Onkoterapi sendromları
Çene-yüz bölgesini içine alan radyoterapilerde ve bazı kemoterapi uygulamalarında çene kemiklerinde nekrozlar ve osteomyelitler görülebilmektedir. Çene kemiklerinde nekroz oluşması, özellikle yaygın kemik metastazları ve buna bağlı hiperkalseminin önlenmesi amacıyla uygulanan bisfosfonatların en önemli komplikasyonlarından biridir. Onkoterapi kökenli kemik nekrozları altçenede görece sıktır. Çene kemiği yüzeyinin dış ortama (ağız boşluğu) yakın olması öteki kemiklere kıyasla daha fazla etkilenmesinin en önemli nedenidir; basit bir gingivitis ya da diş çekilmesi güçlü nekrozları ve osteomyelit gelişmesini tetikler. Onkoterapiden önce hastaların ağız ve diş sağlığının gözden geçirilmesi zorunludur.

Pyknodysostosis
Otosomal dominant geçiş gösteren kalıtsal bir sendromdur.
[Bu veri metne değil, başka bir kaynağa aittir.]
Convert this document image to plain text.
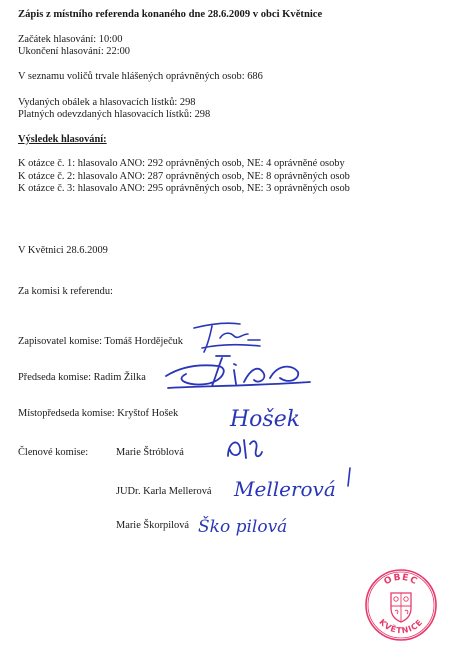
Zápis z místního referenda konaného dne 28.6.2009 v obci Květnice
Začátek hlasování: 10:00
Ukončení hlasování: 22:00
V seznamu voličů trvale hlášených oprávněných osob: 686
Vydaných obálek a hlasovacích lístků: 298
Platných odevzdaných hlasovacích lístků: 298
Výsledek hlasování:
K otázce č. 1: hlasovalo ANO: 292 oprávněných osob, NE: 4 oprávněné osoby
K otázce č. 2: hlasovalo ANO: 287 oprávněných osob, NE: 8 oprávněných osob
K otázce č. 3: hlasovalo ANO: 295 oprávněných osob, NE: 3 oprávněných osob
V Květnici 28.6.2009
Za komisi k referendu:
Zapisovatel komise: Tomáš Horděječuk
Předseda komise: Radim Žilka
Místopředseda komise: Kryštof Hošek
Členové komise:	Marie Štróblová
JUDr. Karla Mellerová
Marie Škorpilová
Hošek
Mellerová
Ško pilová
OBEC
KVĚTNICE
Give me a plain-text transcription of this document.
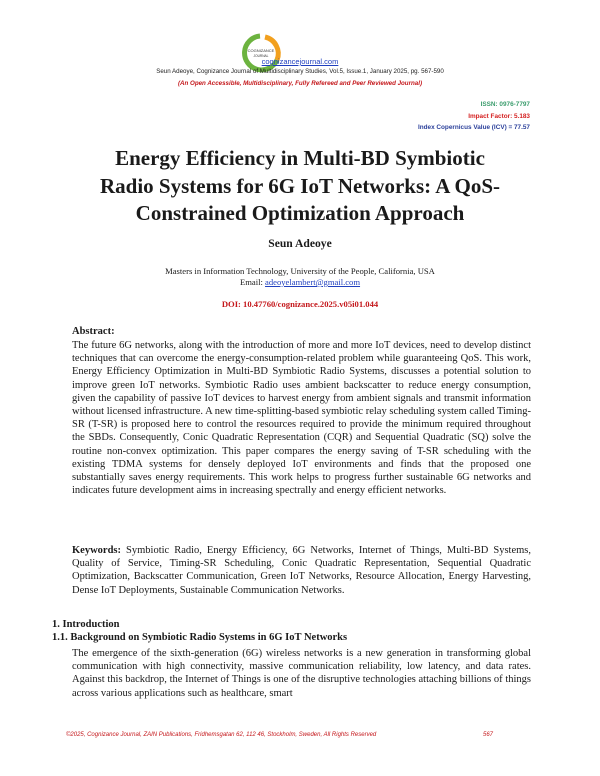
COGNIZANCE
JOURNAL
cognizancejournal.com
Seun Adeoye, Cognizance Journal of Multidisciplinary Studies, Vol.5, Issue.1, January 2025, pg. 567-590
(An Open Accessible, Multidisciplinary, Fully Refereed and Peer Reviewed Journal)
ISSN: 0976-7797
Impact Factor: 5.183
Index Copernicus Value (ICV) = 77.57
Energy Efficiency in Multi-BD Symbiotic
Radio Systems for 6G IoT Networks: A QoS-
Constrained Optimization Approach
Seun Adeoye
Masters in Information Technology, University of the People, California, USA
Email: adeoyelambert@gmail.com
DOI: 10.47760/cognizance.2025.v05i01.044
Abstract:

The future 6G networks, along with the introduction of more and more IoT devices, need to develop distinct techniques that can overcome the energy-consumption-related problem while guaranteeing QoS. This work, Energy Efficiency Optimization in Multi-BD Symbiotic Radio Systems, discusses a potential solution to improve green IoT networks. Symbiotic Radio uses ambient backscatter to reduce energy consumption, given the capability of passive IoT devices to harvest energy from ambient signals and transmit information without licensed infrastructure. A new time-splitting-based symbiotic relay scheduling system called Timing-SR (T-SR) is proposed here to control the resources required to provide the minimum required throughout the SBDs. Consequently, Conic Quadratic Representation (CQR) and Sequential Quadratic (SQ) solve the routine non-convex optimization. This paper compares the energy saving of T-SR scheduling with the existing TDMA systems for densely deployed IoT environments and finds that the proposed one substantially saves energy requirements. This work helps to progress further sustainable 6G networks and indicates future development aims in increasing spectrally and energy efficient networks.

Keywords: Symbiotic Radio, Energy Efficiency, 6G Networks, Internet of Things, Multi-BD Systems, Quality of Service, Timing-SR Scheduling, Conic Quadratic Representation, Sequential Quadratic Optimization, Backscatter Communication, Green IoT Networks, Resource Allocation, Energy Harvesting, Dense IoT Deployments, Sustainable Communication Networks.

1. Introduction
1.1. Background on Symbiotic Radio Systems in 6G IoT Networks

The emergence of the sixth-generation (6G) wireless networks is a new generation in transforming global communication with high connectivity, massive communication reliability, low latency, and data rates. Against this backdrop, the Internet of Things is one of the disruptive technologies attaching billions of things across various applications such as healthcare, smart

©2025, Cognizance Journal, ZAIN Publications, Fridhemsgatan 62, 112 46, Stockholm, Sweden, All Rights Reserved	567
Gelişme geriliğine bağlı boy kısalığı, kısa ve kalın parmaklar, kafatası eklemlerinde kaynaşma geriliği ve brakisefali, kemiklerde yaygın skleroz ile uzun kemiklerde spontan kırıklar saptanır.
Çene-yüz bölgesinde altçenede osteomyelit, periapikal kemik yoğunlaşmaları, her iki çenede hipoplazi ve maloklüzyon bulguları öne çıkar.

Osteopetrosis (Albers-Schönberg hastalığı)
Erişkin tip osteopetrosis'te kafa kemiklerinde yoğun skleroz ve paranazal sinüslerde hipoplazi görülür. Kemik ağrıları, kraniyal sinir sıkışmalarına bağlı bulgular (sağırlık, yüz felci), osteoartritik değişiklikler, kırıklar ve altçene osteomyeliti erişkin tip hastalığının başlıca klinik bulgularıdır.

SAPHO sendromu
Sinovit, akne, püstüller, hiperostozis, osteit bulgularından oluşan, nedeni bilinmeyen bir sendromdur. Kadınlarda görece sıktır. Eklemler ağrılıdır. Püstüller (özellikle avuçiçlerinde ve ayak tabanlarında), yaygın akneler ve püstüler psöriazis bulguları saptanır. Kemik lezyonları arasında sternokostoklavikular hiperostozis ile multifokal osteit ve kronik multifokal yineleyen osteomyelitler vardır.
Kafa kemikleri ile çene-yüz kemiklerinin etkilenmesine rastlanabilir. Mandibulada saptanan kemik sklerozu (hiperostozis ve osteit) genellikle diffuz sklerozan osteomyelit  kökenlidir. Lezyonlardan alınan örneklerin mikroskopik nitelikleri fibröz displaziyi anımsatır.
Tedavisinde anti-inflamatuvar ilaçlar önerilmektedir, uzun süren yıpratıcı bir tablodur.